|Bihar State Film Development and Finance Corporation peon Subhash Chandra
Mishra sits dejected at the Indira Bhavan office. (Above) Broken chairs inside an
empty room in the office. Pictures by Deepak Kumar
Bhojpuri movies have carved a niche and represented the state at international festivals, but alleged government laxity has rendered the Bihar State Film Development and Finance Corporation (BSFDFC) redundant for the past two decades.
If revived, the corporation, like many others, could turn into a veritable money-spinner. After all, Bihar State Road Transport Corporation, Bihar State Textbook Publication Corporation, Bihar State Educational Infrastructure Development Corporation, Bihar Police Building Construction Corporation, Bihar State Road Development Corporation and Bihar Rajya Pul Nirman Nigam are all registering profits these days.
When The Telegraph visited the BSFDFC office on the third floor of Indira Bhavan near Hartali Mor it found it in a dilapidated condition. The corporation, which came into existence in 1983, used to allot funds to filmmakers.
The office of the corporation resembled a storeroom with broken chairs, tables and other furniture piled up in a corner. Dust lay strewn on files and floors and defunct landline telephones from the 1980s had not been replaced.
Sources said senior officials seldom visit this office owing to its condition. There is no arrangement for water, as taps do not work. Broken toilet seats and washbasins complete the corporation’s tale of woes. At present, there are only six employees working with the organisation.
Subhash Chandra Mishra, a peon at the corporation since its inception, didn’t have words to express his sadness over the pitiable state of the office.
“The corporation used to allot money to filmmakers. However, from 1990, it began to crumble owing to government negligence. I work under daily wages, earning between Rs 100 and Rs 125. For seven years, the corporation worked properly. I don’t remember the names of movies, but Prakash Jha and Girish Ranjan had taken loans from this corporation to make their documentaries,” said Thakur (60), as he reminisces the past sitting on a broken chair at the corporation.

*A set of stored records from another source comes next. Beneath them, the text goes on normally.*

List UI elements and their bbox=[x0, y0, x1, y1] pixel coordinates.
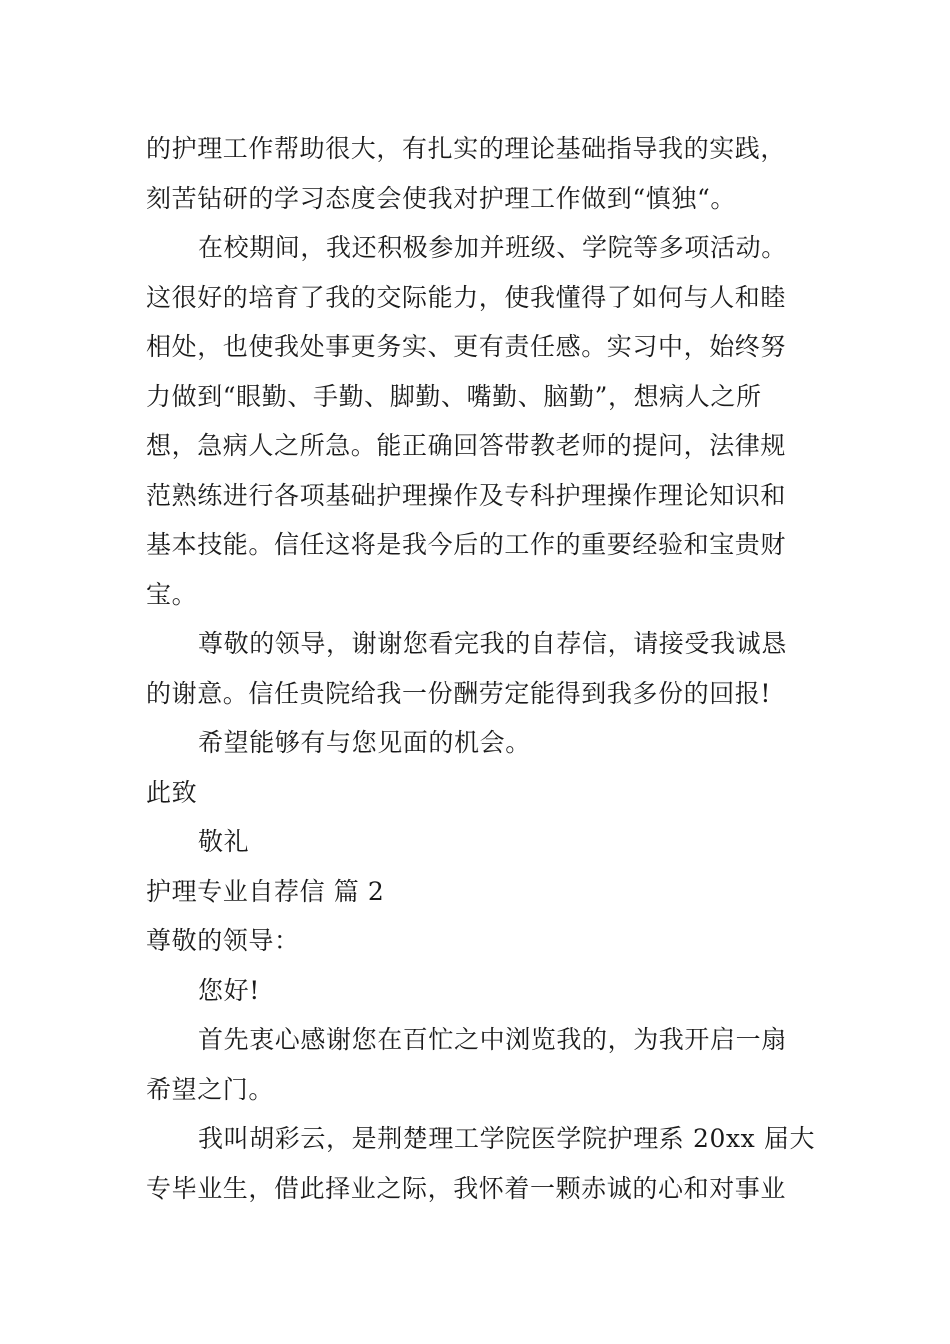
section-heading: 护理专业自荐信 篇 2 bbox=[146, 876, 385, 906]
text-line: 专毕业生，借此择业之际，我怀着一颗赤诚的心和对事业 bbox=[146, 1173, 787, 1203]
closing-line: 此致 bbox=[146, 777, 198, 807]
text-line: 宝。 bbox=[146, 579, 198, 609]
text-line: 尊敬的领导，谢谢您看完我的自荐信，请接受我诚恳 bbox=[198, 629, 787, 658]
text-line: 想，急病人之所急。能正确回答带教老师的提问，法律规 bbox=[146, 431, 787, 460]
text-line: 力做到“眼勤、手勤、脚勤、嘴勤、脑勤”，想病人之所 bbox=[146, 381, 762, 411]
text-line: 相处，也使我处事更务实、更有责任感。实习中，始终努 bbox=[146, 332, 787, 361]
text-line: 希望之门。 bbox=[146, 1074, 275, 1104]
text-line: 这很好的培育了我的交际能力，使我懂得了如何与人和睦 bbox=[146, 282, 787, 312]
text-line: 我叫胡彩云，是荆楚理工学院医学院护理系 20xx 届大 bbox=[198, 1124, 816, 1153]
closing-salute: 敬礼 bbox=[198, 827, 250, 856]
salutation: 尊敬的领导： bbox=[146, 926, 300, 955]
document-page bbox=[146, 124, 816, 1213]
text-line: 首先衷心感谢您在百忙之中浏览我的，为我开启一扇 bbox=[198, 1025, 787, 1054]
text-line: 在校期间，我还积极参加并班级、学院等多项活动。 bbox=[198, 233, 787, 262]
text-line: 的谢意。信任贵院给我一份酬劳定能得到我多份的回报! bbox=[146, 678, 772, 708]
text-line: 的护理工作帮助很大，有扎实的理论基础指导我的实践， bbox=[146, 134, 787, 163]
text-line: 希望能够有与您见面的机会。 bbox=[198, 728, 531, 757]
text-line: 基本技能。信任这将是我今后的工作的重要经验和宝贵财 bbox=[146, 530, 787, 559]
text-line: 刻苦钻研的学习态度会使我对护理工作做到“慎独“。 bbox=[146, 183, 736, 213]
text-line: 范熟练进行各项基础护理操作及专科护理操作理论知识和 bbox=[146, 480, 787, 510]
greeting: 您好! bbox=[198, 975, 260, 1005]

BSFDFC, under industries department, is perhaps the most neglected corporations in the state government. A senior industries department official said: “This corporation can do wonders if handled properly and can also make profit like the others. But the leaders are sceptical. How did it run successfully for several years and why was it closed for no reason? It started with Rs 2 lakh and was closed in 1990 when it was earning in crores. No state governments, be it under Lalu, Rabri Devi or Nitish Kumar, ever gave a thought to the corporation.”
Industries department minister Renu Kumari accepted that BSFDFC is a dead organisation. Renu said: “It is dead corporation and we are unable to do anything. However, it does not mean we are not serious about it. Very soon, I will hold a meeting on how to revamp this corporation.”

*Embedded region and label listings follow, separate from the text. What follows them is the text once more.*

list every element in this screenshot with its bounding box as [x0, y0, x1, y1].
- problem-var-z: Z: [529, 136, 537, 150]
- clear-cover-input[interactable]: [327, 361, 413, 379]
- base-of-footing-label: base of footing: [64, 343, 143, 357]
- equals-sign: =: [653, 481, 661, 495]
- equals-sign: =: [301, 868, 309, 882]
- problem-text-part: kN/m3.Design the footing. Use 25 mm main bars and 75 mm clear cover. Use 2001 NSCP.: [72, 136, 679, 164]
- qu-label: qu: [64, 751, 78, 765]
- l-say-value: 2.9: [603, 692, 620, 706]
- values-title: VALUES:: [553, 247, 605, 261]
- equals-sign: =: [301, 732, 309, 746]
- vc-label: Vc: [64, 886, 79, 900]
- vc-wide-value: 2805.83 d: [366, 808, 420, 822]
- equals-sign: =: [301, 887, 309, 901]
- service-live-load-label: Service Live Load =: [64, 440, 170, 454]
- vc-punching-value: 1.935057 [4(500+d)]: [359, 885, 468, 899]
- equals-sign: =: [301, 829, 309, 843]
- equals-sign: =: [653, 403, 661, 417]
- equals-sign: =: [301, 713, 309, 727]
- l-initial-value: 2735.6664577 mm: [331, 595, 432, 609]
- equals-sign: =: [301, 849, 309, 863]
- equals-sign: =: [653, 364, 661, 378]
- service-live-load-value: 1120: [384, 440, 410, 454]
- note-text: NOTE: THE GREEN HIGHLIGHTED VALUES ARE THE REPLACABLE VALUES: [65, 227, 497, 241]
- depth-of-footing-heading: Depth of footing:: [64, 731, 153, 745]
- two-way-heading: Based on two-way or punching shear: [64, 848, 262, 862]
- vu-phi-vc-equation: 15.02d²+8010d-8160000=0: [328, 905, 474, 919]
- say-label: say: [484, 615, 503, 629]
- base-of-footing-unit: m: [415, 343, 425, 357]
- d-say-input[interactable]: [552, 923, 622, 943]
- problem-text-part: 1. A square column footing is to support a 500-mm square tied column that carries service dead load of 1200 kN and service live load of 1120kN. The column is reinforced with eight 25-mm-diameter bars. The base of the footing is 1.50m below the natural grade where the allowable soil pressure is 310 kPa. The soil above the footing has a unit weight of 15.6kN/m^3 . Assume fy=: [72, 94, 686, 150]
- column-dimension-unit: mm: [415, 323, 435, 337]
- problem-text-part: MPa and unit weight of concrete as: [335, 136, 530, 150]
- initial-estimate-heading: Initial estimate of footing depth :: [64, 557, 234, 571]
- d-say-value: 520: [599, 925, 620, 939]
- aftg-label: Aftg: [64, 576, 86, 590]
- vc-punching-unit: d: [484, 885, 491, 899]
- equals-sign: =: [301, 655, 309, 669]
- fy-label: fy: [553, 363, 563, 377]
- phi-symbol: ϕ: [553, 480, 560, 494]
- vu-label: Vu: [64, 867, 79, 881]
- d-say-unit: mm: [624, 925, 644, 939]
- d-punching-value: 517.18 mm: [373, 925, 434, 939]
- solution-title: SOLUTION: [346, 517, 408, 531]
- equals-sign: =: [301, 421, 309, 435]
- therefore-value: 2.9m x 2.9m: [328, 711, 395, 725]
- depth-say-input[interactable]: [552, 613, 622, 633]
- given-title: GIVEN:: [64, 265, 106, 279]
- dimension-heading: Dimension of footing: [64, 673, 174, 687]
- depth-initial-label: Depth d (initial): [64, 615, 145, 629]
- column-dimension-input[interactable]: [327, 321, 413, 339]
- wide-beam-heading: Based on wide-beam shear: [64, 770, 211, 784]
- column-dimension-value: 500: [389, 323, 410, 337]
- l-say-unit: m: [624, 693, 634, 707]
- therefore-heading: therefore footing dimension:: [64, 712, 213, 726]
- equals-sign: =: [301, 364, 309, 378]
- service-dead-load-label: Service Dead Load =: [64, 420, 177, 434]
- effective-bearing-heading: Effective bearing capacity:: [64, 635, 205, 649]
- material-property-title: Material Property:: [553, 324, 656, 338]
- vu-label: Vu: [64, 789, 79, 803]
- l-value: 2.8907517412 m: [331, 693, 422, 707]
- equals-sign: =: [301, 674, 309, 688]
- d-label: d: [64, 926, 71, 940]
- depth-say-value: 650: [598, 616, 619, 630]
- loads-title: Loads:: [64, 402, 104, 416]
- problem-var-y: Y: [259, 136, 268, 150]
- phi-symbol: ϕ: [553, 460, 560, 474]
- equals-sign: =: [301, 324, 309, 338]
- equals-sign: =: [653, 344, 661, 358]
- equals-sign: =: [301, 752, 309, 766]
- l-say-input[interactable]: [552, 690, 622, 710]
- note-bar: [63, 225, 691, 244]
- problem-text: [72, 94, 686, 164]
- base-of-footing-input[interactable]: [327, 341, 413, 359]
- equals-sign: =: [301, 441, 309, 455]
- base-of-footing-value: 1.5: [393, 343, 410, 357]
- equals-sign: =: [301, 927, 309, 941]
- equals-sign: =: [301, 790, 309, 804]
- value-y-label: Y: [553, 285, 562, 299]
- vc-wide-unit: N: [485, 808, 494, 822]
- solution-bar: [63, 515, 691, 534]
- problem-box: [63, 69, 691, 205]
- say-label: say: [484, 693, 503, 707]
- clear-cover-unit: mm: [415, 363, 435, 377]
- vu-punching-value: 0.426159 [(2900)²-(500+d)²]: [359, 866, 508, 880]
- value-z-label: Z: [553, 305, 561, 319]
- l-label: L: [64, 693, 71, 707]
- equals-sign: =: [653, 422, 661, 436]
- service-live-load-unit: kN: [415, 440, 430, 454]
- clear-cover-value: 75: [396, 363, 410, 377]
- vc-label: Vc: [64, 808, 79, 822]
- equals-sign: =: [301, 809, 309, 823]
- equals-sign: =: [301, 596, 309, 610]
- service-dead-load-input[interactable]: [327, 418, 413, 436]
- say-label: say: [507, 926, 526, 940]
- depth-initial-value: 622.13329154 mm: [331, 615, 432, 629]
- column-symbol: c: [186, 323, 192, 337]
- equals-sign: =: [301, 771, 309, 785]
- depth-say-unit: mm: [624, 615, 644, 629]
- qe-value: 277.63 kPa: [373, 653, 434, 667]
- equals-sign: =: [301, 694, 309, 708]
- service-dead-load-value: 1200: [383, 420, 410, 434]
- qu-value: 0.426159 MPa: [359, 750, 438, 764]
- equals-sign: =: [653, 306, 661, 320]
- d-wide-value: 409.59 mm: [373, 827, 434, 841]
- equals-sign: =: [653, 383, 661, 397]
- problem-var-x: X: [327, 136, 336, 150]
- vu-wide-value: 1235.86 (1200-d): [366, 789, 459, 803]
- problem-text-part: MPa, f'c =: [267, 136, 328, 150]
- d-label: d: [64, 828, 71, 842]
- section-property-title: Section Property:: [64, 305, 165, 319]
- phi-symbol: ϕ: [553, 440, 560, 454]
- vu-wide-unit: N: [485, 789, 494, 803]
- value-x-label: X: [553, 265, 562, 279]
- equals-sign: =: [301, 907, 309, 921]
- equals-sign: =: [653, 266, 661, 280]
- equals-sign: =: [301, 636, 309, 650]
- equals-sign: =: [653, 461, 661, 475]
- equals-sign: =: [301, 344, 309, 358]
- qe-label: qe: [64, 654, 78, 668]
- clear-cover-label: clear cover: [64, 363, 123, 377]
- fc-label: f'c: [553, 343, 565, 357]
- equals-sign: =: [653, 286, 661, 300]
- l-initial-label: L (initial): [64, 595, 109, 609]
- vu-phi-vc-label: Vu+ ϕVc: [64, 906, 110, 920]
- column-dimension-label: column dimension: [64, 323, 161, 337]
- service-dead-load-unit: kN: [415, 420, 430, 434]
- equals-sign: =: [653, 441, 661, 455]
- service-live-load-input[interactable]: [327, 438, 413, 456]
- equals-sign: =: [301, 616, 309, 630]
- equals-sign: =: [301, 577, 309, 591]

Film directors are, however, keen to extend their help to develop such corporations.
Deswa director Nitin Chandra, whose movie was selected for the Indian Panorama section at the International Film Festival of India, Goa, said: “Bihar’s pool of talent is being wasted because of negligence for the past two decades. We have to come together to revive the corporation. I am ready to extend all help as a filmmaker for BSFDFC’s resurrection.”